It is written purely in C++, has a fast, efficient, and flexible architecture, and runs on desktop, mobile, and embedded platforms such as Linux, Windows, macOS, Android, iOS and Raspberry Pi.

See also the standalone opensmile Python package for an easy-to-use wrapper if you are working in Python.

What's new

Please see our blog post on audeering.com for a summary of the new features in version 3.0.

Quick start

Pre-built x64 binaries for Windows, Linux, and macOS are provided on the Releases page. Alternatively, you may follow the steps below to build openSMILE yourself, if desired.

For more details on how to customize builds, build for other platforms, and use openSMILE, see Section Get started in the documentation.

Linux/MacOS

Prerequisites:

  • A version of gcc and g++ or Clang needs to be installed that supports C++11.
  • CMake 3.5.1 or later needs to be installed and in the PATH.
  1. In build_flags.sh, set build flags and options as desired.
  2. Run bash build.sh.

Build files will be generated in the ./build subdirectory. You can find the main SMILExtract binary in ./build/progsrc/smilextract.

Windows

Prerequisites:

  • Visual Studio 2017 or higher with C++ components is required.
  • CMake 3.15 or later needs to be installed and in the PATH.
  1. In build_flags.ps1, set build flags and options as desired.
  2. Run powershell -ExecutionPolicy Bypass -File build.ps1.

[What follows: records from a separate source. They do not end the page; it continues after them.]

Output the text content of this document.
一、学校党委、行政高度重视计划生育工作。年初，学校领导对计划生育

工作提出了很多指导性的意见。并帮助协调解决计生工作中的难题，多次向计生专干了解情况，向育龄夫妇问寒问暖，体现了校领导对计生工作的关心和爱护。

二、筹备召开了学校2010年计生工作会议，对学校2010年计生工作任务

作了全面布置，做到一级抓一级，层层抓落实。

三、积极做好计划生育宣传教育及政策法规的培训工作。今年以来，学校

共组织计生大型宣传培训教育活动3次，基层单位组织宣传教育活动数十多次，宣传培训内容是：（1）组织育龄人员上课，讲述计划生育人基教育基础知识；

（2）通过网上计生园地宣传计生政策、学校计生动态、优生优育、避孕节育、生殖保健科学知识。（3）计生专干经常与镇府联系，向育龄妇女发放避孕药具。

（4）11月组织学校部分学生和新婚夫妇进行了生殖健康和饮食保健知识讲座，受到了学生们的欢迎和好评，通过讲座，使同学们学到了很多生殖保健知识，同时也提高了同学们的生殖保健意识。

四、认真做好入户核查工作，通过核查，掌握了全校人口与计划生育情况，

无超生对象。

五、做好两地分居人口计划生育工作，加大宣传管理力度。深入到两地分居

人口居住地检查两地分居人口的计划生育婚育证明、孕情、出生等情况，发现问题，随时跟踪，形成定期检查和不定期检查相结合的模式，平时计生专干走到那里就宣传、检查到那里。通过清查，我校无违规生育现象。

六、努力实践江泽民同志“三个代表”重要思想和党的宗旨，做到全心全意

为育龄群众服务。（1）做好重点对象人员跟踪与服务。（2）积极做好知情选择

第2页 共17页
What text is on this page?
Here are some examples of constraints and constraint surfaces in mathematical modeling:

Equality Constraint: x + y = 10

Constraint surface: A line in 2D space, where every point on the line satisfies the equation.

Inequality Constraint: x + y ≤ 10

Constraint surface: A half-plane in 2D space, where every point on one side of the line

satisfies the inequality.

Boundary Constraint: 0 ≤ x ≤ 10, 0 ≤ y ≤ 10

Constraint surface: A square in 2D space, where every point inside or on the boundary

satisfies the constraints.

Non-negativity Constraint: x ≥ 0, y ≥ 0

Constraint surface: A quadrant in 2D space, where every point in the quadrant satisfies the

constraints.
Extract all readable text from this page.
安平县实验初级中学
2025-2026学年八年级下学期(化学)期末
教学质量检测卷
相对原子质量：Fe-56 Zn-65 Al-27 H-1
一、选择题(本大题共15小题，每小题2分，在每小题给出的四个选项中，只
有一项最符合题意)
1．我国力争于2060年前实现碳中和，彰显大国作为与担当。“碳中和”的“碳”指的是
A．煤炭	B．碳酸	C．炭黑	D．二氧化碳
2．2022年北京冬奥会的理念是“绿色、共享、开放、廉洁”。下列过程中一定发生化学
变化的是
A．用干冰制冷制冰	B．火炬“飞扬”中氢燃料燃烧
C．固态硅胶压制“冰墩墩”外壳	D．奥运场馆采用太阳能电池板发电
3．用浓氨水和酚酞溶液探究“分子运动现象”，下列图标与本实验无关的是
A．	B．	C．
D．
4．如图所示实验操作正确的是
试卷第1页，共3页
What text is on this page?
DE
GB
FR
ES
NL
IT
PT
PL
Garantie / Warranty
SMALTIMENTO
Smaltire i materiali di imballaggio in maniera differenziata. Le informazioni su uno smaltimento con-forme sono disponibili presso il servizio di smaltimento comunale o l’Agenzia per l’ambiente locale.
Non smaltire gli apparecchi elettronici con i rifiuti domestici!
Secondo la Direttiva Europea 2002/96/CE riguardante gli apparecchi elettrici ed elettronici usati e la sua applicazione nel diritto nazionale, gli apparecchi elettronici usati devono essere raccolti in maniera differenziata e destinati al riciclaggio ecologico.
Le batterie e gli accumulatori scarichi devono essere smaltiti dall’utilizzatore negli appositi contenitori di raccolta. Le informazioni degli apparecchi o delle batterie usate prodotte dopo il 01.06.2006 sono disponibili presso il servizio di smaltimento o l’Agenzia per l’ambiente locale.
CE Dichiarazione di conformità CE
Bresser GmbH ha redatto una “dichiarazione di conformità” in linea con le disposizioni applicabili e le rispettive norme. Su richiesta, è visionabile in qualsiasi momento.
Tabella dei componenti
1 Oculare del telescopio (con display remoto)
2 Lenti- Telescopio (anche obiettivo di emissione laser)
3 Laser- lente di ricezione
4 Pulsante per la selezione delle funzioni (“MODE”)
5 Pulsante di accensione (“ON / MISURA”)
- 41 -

Build files will be generated in the ./build subdirectory. You can find the main SMILExtract.exe binary in ./build/progsrc/smilextract.

Documentation

You can find extensive documentation with step-by-step instructions on how to build openSMILE and get started at https://audeering.github.io/opensmile/.

History

The toolkit was first developed at the Institute for Human-Machine Communication at the Technische Universität München in Munich, Germany. It was started within the SEMAINE EU-FP7 research project. The toolkit is now owned and maintained by audEERING GmbH, who provide intelligent audio analysis solutions, automatic speech emotion recognition, and paralinguistic speech analysis software packages as well as consulting and development services on these topics.

Contributing and Support

We welcome contributions! For feedback and technical support, please use the issue tracker.

Licensing

openSMILE follows a dual-licensing model. Since the main goal of the project is widespread use of the software to facilitate research in the field of machine learning from audio-visual signals, the source code, and binaries are freely available for private, research, and educational use under an open-source license (see LICENSE). It is not allowed to use the open-source version of openSMILE for any sort of commercial product. Fundamental research in companies, for example, is permitted, but if a product is the result of the research, we require you to buy a commercial development license. Contact us at [email protected] (or visit us at https://www.audeering.com) for more information.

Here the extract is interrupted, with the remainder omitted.